Appointments with patients and their parents about attention deficit disorder can be like Alice staring into the looking glass. I never know what the agenda may be on the part of the parents or patients. Behavior is a subjective thing, and what is well-behaved to one parent may be holy-terror to the next. Teasing out the various expectations takes some skill, and truthfully, some days I have it and some days I don’t. Late afternoon appointments for attention can be soul wearing after a day of wrangling rambunctious toddlers.
For example, I was puzzled by the tween with significant side effects from her stimulant medication. According to her mother, this patient endured six months of roller coaster emotions ranging from happy, focused student to raging, mean dervish. This follow-up had been long overdue – rescheduled several times. The encounter left a prednisone –like aftertaste in my mind- bitter and lingering. Prior to their arrival, I received an email from the mother and teachers detailing the changes. The patient was failing at least one class and doing poorly in another. Red flag in ADD land especially at the end of the school year. (It’s not unusual for me to have desperate parents in the office at the end of semester trying to salvage the school year with a trial of medication) The email also described aggressive tendencies like grabbing the patient’s younger brother. The mother speculated that all of these differences were due to the ADD medication
About to enter the exam room, I flipped through my chart to see when the last medication evaluation took place. Last office visit was five months prior with no visits or phone calls in between. A lot had happened in the past five months, and I wondered why all of these new concerns had not been on my radar before today.
Starting ADD medication is no small feat in this day and age.
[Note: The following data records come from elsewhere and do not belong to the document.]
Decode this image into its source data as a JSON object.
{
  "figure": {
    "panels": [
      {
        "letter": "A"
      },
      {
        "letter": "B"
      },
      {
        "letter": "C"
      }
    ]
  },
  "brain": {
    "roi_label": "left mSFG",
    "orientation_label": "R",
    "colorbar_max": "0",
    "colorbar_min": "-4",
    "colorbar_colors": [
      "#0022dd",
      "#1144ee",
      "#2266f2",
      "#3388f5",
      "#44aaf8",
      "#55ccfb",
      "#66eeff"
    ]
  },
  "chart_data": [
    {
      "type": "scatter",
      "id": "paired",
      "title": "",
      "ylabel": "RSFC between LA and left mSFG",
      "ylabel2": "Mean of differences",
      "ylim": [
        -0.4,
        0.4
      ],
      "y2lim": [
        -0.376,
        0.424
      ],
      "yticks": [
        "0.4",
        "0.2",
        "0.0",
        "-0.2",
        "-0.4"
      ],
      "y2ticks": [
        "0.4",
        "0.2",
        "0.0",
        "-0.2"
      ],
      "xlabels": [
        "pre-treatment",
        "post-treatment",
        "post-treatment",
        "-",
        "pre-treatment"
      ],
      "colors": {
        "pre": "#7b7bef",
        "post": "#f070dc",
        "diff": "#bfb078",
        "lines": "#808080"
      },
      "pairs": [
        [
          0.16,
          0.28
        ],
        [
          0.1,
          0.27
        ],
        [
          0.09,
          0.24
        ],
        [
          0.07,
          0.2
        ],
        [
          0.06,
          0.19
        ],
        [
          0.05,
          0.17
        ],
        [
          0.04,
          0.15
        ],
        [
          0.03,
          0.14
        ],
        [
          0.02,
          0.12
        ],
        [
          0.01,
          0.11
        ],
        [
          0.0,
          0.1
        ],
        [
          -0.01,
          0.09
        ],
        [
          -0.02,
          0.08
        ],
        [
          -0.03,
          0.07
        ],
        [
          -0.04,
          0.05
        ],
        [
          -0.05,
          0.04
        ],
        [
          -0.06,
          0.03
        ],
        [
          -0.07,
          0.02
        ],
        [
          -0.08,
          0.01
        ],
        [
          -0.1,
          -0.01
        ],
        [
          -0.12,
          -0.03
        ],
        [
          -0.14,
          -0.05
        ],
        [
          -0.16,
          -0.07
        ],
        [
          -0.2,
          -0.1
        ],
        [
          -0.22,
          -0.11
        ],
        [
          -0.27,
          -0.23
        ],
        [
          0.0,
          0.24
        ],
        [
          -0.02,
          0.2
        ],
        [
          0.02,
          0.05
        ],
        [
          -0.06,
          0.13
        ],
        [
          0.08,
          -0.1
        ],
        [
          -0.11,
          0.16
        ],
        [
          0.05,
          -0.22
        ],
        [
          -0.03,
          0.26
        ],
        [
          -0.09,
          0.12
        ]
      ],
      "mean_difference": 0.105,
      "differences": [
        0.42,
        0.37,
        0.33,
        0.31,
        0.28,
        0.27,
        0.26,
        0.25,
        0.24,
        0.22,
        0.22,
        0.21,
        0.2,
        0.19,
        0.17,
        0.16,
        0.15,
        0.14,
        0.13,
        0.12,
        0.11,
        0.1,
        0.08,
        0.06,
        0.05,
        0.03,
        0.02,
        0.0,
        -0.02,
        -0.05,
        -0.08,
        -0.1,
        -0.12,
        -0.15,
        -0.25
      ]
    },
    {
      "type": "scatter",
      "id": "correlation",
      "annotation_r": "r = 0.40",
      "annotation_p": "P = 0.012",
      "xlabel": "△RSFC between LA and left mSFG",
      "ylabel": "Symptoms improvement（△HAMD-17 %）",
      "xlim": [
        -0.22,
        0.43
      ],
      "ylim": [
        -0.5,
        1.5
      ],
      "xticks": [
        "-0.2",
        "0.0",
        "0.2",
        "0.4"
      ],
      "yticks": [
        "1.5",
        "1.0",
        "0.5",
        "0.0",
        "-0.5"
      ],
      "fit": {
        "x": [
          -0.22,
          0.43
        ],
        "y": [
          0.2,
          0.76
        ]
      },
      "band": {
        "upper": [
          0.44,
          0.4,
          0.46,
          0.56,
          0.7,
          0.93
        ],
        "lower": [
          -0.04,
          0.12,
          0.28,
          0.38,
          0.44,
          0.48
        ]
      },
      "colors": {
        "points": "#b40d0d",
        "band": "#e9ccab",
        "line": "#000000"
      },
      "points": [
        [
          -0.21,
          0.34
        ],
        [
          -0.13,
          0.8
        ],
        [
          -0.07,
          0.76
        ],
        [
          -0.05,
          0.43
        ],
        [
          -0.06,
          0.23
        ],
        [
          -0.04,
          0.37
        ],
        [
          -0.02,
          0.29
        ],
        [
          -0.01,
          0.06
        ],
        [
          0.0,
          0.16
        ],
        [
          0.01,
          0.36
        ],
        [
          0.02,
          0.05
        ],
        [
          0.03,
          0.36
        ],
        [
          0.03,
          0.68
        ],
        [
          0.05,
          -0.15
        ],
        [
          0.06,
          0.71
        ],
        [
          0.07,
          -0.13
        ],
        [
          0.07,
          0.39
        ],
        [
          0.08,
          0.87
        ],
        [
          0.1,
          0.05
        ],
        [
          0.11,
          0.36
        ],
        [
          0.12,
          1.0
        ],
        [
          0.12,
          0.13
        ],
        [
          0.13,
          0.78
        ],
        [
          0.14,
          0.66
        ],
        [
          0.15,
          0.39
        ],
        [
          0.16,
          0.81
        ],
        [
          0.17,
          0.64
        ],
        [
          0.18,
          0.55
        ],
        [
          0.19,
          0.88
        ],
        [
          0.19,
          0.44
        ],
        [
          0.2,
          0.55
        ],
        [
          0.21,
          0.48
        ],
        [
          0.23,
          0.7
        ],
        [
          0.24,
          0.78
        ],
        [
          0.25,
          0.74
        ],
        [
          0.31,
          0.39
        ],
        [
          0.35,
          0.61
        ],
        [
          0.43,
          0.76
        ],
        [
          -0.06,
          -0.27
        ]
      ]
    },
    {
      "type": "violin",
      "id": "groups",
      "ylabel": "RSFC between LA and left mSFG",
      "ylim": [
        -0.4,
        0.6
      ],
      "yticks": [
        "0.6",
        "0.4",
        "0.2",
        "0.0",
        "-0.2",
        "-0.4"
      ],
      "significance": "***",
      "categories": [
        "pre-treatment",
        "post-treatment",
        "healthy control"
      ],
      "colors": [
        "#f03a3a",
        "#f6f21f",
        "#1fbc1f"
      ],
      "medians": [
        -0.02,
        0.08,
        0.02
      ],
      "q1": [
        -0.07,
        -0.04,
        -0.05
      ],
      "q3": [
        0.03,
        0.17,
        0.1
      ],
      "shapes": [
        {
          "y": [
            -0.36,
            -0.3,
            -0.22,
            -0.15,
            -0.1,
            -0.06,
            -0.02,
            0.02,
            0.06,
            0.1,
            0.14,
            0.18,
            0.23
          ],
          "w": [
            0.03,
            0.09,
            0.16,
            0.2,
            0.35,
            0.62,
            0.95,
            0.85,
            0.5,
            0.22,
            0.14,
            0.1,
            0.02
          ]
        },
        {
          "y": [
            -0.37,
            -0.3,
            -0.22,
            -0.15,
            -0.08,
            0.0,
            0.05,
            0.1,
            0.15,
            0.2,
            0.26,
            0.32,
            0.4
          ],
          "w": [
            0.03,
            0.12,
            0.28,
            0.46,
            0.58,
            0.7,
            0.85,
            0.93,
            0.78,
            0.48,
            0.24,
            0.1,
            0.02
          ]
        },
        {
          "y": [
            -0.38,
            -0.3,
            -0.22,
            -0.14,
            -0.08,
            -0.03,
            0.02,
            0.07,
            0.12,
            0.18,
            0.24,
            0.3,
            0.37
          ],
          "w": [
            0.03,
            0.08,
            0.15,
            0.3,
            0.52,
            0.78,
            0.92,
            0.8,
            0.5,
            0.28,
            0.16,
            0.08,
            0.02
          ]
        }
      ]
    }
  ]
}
With FDA warnings and ECG recommendations, stimulants come with baggage. I have a spiel that I give families about the risks and benefits. We are a team on this, I tell them. If you don’t like the way your child acts on the medication, stop it and call me. There are alternatives. I want the best possible outcome, and every child is different.
So why did it take five months of problems for this patient to step back into my office? Why did they continue to ask for monthly refills? Puzzled and concerned, I entered the exam room. The situation between parent and patient was volatile. Each lobbed accusations at each other. The teen had the aura of a black rain coat covering an arsenal of weaponry to protect her soul.
Not wanting to put her on the defensive, I poked around with small talk questions about how school was going.
“Fine.” She says. Lots of one word answers to follow each of my questions. I was wary of putting her in an even more defensive position by asking “Why did it take you so long to come back when you were having problems?” As her mother detailed some of the more violent encounters, I flipped between the last two visits. Her weight caught my eye. She was down 17 pounds from her last visit five months ago.
“You’ve lost weight.”
“Yeah.” She beamed briefly.
Aha, I thought. A small door suddenly opened to the window to this patient’s mind.
“Do you like being thinner?”
“Yeah, I do.” Another brief ray of light.
“Have you stayed on this medication because it’s helped you lose the 17 pounds?”
“I guess so.” At least part of the mystery was solved about why she had not been to see me for almost half a year.
I had always thought that the appetite suppressant properties of stimulants were pretty weak in the pediatric population. Sure, I had kids that had lost weight, didn’t eat lunch, and stopped taking meds in the summer time to reverse this side effect. But I had never had a patient continue on a medication that seemed to debilitate her family life to pursue this side effect. The drive to be thin is extremely powerful, and a force to be reckoned with.
I took her off the stimulant feeling like I needed to eliminate medication as a variable in her chaotic family life. I bargained with her to try counseling which she had refused so far. She hasn’t come back to see me – lost to follow-up. Her mother appeared one day in my office recently. The patient’s behavior hadn’t changed so we agreed that stimulants didn’t contribute to the unpredictable and wild mood swings. But this encounter has taught me to be very wary of stimulants and my teen girls.